According to the last published draft: "A word is defined as a character, n-gram, or sequence of characters returned by a tokenizer as a basic unit to be searched. Each instance of a word consists of one or more consecutive characters. Beyond that, words are implementation-defined. Note that consecutive words need not be separated by either punctuation or space, and words may overlap. A phrase is a sequence of ordered words which may contain any number of words." I'm not convinced we should use "word", which has its own semantics in plain English, in the above definition. The problem I have with "word" is that it may get confused with the meaning of "word" in plain English which is associated with a concept. Notice that an N-gram or an arbitrary sequence of characters does not have such connotation. I think the definition above relates more to "token". In fact later we later refer to words as tokens: "Whatever a tokenizer for a particular language chooses to do, it must preserve the containment hierarchy: paragraphs contain sentences which contain words. The tokenizer has to evaluate two equal strings in the same way, i.e., it should identify the same tokens." and also use the data structure called TokenInfo. I think its better to use tokens all throughout the document or clearly state that words and tokens mean the same thing.
Thanks for raising this discrepancy Joaquin. Early on, in consultation with the I18n, we decided to use "words" not "tokens". It holds more meaning and is less obscure. I still feel strongly that we were right in that decision. We struggled, again with assistance from the I18n, to produce what I think is an excellent definition of the word "word". In Section 4 we use "TokenInfo" (and define it) and variables such as "$searchToken". I would prefer they be "WordInfo" and $searchWord", but can live with these. In Section 4 I see occurrences of token and search token. I would like to see these changed to word, $searchToken, or another variable name where appropriate. If we decide we need to keep the word "token" in Section 4, I agree it should be defined, defined as a word returned by a tokenizer used as a search operand. I think I am correct that a token is always a word? When we treat phrases, sentences, and paragraphs as single units we call them intervals, right?
This comment amends my previous one which said: >If we decide we need to keep the word "token" in Section 4, I agree it should >be defined, defined as a word returned by a tokenizer used as a search operand. Remembering that Full Text is part of XQuery and XPath and may someday fold into those specs, and knowing the XQuery uses the word "token" for items other than words (without defining it), we probably should not use tokens in a more restrictive way within Full text, so we probably shouldn't define tokens in terms of words within Full Text. I recommend always using "word" instead of "token" because it is more specific to full-text querying.
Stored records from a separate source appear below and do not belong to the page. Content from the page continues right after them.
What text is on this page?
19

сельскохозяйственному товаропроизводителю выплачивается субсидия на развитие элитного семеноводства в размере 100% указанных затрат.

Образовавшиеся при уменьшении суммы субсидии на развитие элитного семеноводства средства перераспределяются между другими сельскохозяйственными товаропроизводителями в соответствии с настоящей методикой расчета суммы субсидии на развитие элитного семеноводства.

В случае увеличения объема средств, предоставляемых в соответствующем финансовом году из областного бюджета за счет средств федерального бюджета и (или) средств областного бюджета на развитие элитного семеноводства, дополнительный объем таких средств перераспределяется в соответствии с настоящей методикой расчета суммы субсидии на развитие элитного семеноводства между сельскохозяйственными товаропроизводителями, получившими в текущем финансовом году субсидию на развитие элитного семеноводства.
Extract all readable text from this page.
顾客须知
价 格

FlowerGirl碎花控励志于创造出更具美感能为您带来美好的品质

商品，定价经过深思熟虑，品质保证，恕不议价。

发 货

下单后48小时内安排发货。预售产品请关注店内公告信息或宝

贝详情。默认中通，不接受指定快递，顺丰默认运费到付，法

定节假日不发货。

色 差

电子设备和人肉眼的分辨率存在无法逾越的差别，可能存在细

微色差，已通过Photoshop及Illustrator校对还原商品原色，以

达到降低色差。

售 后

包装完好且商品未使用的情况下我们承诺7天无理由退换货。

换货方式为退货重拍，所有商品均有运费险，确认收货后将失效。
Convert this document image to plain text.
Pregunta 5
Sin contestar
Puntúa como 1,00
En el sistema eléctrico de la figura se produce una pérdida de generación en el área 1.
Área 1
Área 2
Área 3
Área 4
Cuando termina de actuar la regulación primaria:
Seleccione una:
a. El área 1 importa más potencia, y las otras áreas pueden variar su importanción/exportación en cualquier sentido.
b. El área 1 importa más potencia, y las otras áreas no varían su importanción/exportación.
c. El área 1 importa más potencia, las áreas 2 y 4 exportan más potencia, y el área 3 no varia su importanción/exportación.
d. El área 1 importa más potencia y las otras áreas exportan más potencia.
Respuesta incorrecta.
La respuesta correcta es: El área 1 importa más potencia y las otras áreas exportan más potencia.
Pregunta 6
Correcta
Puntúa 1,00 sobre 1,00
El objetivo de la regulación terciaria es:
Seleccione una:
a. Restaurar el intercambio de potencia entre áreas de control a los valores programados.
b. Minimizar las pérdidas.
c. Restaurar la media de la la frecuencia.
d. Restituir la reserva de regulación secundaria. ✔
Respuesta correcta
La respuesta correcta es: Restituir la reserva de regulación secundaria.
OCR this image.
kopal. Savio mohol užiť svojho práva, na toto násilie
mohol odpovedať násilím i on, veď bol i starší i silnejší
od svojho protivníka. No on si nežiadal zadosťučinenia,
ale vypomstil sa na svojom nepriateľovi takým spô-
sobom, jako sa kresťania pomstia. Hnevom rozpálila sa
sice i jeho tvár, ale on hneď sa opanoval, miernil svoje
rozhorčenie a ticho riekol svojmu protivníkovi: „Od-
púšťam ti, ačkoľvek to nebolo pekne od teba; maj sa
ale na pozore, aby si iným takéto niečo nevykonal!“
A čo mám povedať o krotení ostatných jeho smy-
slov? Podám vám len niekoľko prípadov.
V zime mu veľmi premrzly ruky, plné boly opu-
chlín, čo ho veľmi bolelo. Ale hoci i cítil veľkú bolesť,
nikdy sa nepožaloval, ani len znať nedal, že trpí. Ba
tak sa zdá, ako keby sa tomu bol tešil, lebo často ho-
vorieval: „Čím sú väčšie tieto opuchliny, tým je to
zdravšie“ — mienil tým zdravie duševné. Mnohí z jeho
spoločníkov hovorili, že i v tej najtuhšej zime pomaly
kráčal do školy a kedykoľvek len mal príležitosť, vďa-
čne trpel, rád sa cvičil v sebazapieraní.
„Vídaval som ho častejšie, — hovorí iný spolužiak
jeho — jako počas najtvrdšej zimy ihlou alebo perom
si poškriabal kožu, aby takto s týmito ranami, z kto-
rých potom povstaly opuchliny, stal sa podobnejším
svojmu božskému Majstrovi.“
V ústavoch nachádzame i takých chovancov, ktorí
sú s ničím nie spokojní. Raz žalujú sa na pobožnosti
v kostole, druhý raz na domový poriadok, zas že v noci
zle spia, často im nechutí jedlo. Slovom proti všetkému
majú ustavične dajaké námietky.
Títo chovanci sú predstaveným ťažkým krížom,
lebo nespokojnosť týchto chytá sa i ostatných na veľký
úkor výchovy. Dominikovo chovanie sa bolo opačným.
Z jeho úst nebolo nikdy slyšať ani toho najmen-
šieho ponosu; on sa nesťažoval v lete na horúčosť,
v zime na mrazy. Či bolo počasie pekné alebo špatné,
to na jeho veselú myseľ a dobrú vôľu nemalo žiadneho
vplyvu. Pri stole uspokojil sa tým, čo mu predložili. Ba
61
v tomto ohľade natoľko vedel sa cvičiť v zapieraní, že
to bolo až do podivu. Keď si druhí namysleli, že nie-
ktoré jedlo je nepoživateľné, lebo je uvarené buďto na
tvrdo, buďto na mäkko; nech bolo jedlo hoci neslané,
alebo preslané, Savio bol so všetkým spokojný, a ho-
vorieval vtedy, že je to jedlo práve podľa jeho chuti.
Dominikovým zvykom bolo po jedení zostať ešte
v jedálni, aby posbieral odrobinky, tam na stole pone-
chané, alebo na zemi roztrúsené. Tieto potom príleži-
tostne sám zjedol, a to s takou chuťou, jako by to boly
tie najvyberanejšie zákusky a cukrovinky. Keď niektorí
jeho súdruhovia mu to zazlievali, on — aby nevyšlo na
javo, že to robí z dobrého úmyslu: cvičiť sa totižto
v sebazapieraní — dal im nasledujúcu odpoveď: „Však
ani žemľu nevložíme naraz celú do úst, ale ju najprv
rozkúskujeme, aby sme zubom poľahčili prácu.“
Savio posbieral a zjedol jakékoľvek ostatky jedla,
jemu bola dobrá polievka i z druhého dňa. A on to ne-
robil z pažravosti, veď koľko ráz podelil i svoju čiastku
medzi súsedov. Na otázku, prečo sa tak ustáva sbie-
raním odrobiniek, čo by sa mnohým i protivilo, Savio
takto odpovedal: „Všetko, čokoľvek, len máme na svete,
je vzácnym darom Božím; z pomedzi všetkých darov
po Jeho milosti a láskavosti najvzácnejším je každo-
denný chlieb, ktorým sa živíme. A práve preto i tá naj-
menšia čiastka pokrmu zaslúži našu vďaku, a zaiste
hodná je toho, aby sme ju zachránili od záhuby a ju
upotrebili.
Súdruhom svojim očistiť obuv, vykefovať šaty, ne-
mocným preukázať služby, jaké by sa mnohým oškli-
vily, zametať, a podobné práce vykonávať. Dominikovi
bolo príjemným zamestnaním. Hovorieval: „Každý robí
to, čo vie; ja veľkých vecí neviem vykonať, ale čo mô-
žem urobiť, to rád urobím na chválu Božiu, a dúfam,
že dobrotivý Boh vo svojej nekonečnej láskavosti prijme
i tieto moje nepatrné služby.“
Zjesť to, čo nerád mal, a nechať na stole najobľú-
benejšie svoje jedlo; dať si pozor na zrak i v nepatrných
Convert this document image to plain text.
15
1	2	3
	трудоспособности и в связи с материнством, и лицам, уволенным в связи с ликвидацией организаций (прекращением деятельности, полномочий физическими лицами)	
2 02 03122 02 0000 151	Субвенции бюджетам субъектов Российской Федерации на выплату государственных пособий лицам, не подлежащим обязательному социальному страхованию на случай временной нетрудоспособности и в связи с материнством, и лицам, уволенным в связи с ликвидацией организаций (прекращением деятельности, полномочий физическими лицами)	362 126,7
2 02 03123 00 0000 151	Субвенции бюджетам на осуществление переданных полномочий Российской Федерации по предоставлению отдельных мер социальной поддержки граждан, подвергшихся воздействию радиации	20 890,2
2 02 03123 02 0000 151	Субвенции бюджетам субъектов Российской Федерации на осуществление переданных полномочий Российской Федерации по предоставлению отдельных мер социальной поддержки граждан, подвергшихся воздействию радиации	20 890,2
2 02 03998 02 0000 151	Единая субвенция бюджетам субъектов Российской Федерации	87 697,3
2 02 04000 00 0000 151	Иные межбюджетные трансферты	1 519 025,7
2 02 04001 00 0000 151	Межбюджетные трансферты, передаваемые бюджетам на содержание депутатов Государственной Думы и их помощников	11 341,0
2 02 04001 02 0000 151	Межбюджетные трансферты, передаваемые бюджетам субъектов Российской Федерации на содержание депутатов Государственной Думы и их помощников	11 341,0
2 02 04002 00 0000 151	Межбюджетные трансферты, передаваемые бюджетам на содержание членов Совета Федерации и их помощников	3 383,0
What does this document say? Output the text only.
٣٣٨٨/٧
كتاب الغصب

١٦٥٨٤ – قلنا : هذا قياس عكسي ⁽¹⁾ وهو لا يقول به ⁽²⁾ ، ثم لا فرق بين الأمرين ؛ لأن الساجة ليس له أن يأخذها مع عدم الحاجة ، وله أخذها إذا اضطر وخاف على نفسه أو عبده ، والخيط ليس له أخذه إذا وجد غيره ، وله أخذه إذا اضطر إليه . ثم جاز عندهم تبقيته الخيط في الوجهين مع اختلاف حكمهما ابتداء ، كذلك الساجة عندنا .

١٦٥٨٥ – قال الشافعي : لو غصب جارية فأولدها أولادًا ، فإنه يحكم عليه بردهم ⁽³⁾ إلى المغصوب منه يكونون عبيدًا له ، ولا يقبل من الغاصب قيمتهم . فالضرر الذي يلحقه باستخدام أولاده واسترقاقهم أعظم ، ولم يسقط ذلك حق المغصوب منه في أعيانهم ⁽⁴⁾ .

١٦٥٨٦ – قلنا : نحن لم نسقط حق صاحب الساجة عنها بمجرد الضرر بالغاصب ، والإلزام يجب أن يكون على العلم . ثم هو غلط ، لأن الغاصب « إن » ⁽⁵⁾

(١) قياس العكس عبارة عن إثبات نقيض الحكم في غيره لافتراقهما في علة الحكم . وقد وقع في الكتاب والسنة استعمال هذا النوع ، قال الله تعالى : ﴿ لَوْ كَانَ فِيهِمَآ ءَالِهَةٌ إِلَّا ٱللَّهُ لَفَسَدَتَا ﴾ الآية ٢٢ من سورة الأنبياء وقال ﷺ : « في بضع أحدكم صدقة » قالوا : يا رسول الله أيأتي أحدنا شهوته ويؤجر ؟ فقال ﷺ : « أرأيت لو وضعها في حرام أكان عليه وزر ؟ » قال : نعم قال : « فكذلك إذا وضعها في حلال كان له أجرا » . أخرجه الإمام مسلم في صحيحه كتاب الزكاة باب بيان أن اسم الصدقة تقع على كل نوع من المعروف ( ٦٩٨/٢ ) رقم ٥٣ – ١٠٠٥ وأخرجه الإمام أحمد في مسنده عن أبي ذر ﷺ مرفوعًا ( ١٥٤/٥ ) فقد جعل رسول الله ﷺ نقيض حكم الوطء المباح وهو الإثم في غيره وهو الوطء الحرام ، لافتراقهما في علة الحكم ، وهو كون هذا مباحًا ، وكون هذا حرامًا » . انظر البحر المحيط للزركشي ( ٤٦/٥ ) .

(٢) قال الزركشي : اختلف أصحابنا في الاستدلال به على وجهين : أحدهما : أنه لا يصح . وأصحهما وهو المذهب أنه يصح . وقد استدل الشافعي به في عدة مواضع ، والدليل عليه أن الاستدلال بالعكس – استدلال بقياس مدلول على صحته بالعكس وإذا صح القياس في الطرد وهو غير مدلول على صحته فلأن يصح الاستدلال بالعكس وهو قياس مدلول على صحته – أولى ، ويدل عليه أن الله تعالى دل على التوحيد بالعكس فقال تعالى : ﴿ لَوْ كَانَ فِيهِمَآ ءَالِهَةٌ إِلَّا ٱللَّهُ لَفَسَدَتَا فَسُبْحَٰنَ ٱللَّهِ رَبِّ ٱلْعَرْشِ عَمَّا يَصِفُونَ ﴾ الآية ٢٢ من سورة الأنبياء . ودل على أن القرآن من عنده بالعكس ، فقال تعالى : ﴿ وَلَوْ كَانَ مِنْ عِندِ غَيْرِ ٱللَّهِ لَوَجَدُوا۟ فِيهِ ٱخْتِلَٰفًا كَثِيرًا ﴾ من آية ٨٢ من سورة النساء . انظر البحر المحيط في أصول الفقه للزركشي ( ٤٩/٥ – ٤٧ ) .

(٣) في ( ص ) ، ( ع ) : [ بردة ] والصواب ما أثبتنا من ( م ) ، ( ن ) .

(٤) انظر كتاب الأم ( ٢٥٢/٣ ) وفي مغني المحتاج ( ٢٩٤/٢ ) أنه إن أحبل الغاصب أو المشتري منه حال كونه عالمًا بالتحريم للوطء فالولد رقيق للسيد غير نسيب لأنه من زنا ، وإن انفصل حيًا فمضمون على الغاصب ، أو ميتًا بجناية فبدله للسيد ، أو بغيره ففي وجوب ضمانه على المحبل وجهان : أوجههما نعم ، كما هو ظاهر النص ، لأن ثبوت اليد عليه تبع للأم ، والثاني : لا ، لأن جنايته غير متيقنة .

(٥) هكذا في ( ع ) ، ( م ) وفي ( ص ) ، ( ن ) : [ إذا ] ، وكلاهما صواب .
If "word" is an issue, what about "term"? It is used heavily in information retrieval to mean "word".
The problem is that the implementation community always uses the term "token" and not word. Since this is primarily an implementation spec, I strongly urge us to use a term that the implementers can understand!
Changed occurrences of word into token wherever it makes sense since word has a special meaning in english. Also, added that word and token in some natural languages refer to the same concept.